Coronavirus: Debbie Ngarewa-Packer, Marama Davidson urge Māori to trust them when they say vaccination is the right thing to do

Māori political leaders say they understand why so few tangata whenua are getting vaccinated, but it has to change. 

Just 40 percent of eligible (aged 12-plus) Māori have had two doses of the COVID-19 vaccine, and 63 percent at least one. They lag every other ethnicity tracked by the Ministry of Health, such as Pasifika (54 percent double-dosed), European/other (62 percent) and Asian (74 percent). 

Various explanations have been given for the discrepancy, such as a vaccine rollout that didn't take their specific needs into account and existing inequities in the health system.

But it's distrust of authority that Green Party co-leader Marama Davidson and Te Pāti Māori co-leader Debbie Ngarewa-Packer singled out on The AM Show on Friday.  

"We're gravely behind as Māori," said Ngarewa-Packer.

"We understand the apprehension and the lack of trust. But we do ask that you trust in us. Those that know us and those that know the front lines we have been on, we would never go on a front line that we didn't say we needed to be in it to actually look after our whanau and protect ourselves… 
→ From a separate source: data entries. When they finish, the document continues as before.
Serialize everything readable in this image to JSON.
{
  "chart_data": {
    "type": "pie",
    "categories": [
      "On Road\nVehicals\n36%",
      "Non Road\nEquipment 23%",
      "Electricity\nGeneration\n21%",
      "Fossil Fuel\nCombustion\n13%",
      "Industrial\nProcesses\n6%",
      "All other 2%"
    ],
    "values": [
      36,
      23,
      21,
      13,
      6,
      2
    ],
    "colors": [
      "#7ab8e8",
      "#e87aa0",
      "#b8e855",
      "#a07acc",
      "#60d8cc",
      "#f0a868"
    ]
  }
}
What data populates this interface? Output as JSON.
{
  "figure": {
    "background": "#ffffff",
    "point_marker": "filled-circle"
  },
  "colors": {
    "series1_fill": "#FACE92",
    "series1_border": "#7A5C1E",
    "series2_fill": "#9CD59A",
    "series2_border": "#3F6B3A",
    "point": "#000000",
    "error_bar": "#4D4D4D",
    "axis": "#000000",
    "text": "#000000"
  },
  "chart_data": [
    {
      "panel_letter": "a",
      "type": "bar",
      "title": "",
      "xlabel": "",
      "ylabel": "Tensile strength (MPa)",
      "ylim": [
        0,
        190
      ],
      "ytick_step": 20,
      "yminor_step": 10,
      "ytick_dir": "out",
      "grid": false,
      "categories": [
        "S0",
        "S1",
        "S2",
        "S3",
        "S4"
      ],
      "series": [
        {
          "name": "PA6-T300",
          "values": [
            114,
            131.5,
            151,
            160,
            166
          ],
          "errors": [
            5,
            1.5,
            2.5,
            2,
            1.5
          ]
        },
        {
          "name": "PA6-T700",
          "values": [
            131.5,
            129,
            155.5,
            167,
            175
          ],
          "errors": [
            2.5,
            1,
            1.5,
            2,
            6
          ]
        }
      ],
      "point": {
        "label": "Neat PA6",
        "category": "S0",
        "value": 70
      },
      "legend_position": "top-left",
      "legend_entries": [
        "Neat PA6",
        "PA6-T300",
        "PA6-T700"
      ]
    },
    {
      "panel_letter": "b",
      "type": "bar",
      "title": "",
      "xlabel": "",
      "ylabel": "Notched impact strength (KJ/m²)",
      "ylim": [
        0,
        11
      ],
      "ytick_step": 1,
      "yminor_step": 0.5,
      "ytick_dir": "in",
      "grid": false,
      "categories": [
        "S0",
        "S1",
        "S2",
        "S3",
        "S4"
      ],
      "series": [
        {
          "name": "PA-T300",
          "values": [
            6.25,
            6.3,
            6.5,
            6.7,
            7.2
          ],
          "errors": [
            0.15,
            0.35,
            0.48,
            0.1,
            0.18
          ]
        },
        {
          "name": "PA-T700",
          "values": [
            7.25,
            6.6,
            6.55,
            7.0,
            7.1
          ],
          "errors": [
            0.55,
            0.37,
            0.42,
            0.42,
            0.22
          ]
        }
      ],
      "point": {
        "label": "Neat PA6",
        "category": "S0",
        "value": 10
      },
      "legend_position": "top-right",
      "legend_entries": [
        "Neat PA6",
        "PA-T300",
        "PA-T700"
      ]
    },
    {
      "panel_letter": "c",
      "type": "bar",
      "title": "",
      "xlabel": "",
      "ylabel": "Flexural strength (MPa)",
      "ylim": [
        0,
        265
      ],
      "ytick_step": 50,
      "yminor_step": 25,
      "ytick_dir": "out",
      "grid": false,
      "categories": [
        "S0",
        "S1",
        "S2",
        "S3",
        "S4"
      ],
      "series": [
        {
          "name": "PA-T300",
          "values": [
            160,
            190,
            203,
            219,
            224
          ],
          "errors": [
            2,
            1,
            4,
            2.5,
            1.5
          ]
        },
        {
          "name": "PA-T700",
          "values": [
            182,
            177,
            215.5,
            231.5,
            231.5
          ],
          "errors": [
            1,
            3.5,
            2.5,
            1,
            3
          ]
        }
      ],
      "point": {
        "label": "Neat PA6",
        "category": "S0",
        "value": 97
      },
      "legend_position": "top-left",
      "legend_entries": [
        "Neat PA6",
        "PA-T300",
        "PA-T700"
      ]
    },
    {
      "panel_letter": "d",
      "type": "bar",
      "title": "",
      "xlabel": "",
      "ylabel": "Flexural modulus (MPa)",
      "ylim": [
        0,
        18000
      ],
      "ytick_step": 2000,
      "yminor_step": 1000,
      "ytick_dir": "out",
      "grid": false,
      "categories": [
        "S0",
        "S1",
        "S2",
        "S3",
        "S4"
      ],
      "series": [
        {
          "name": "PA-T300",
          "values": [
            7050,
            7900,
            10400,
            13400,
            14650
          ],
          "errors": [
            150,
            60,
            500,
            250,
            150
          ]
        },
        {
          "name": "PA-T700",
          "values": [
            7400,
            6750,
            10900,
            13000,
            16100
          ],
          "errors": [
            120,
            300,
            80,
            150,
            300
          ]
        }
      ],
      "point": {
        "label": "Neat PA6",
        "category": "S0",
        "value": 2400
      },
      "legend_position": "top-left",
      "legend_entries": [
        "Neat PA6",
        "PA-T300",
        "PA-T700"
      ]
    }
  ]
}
"Especially now that the elimination phase is ending, we need to really dig in, whanau. Look at our history, look at what we're contending with now. Trust in those that are always with you, shoulder-to-shoulder, in every journey that we have as Māori in our inequities… I get it, but we really are in this now and we need to dig deep." 

A group of Māori health organisations say if restrictions are loosened before their vaccination rates are up with the rest of the country, many will die.  

"We're left with the impression that Māori are an accepted collateral damage from this Government," Ngāti Whatua  health provider Te Hā Oranga general manager Boyd Broughton told RNZ

Māori are 50 percent more likely to die from COVID-19 than non-Māori, research published in the New Zealand Medical Journal in September found, due to substandard housing and pre-existing conditions, despite having a younger population than some other groups, such as Pākehā. More than half the new cases reported on Thursday were Māori. 

"I absolutely acknowledge the generations of people feeling that they haven't always been part of the team of 5 million," Davidson said, appearing with Ngarewa-Packer and other political leaders on The AM Show. 

"We can look to our Māori experts, our kaupapa Māori health experts and doctors, who have stood up against the inequalities… I'm asking people to trust our kaupapa Māori experts… our tupuna had the wisdoms and the insights to understand how important it was to protect each other collectively. Our Māori health experts, who have fought for us forever, are very, very clear - do this to protect our whakapapa."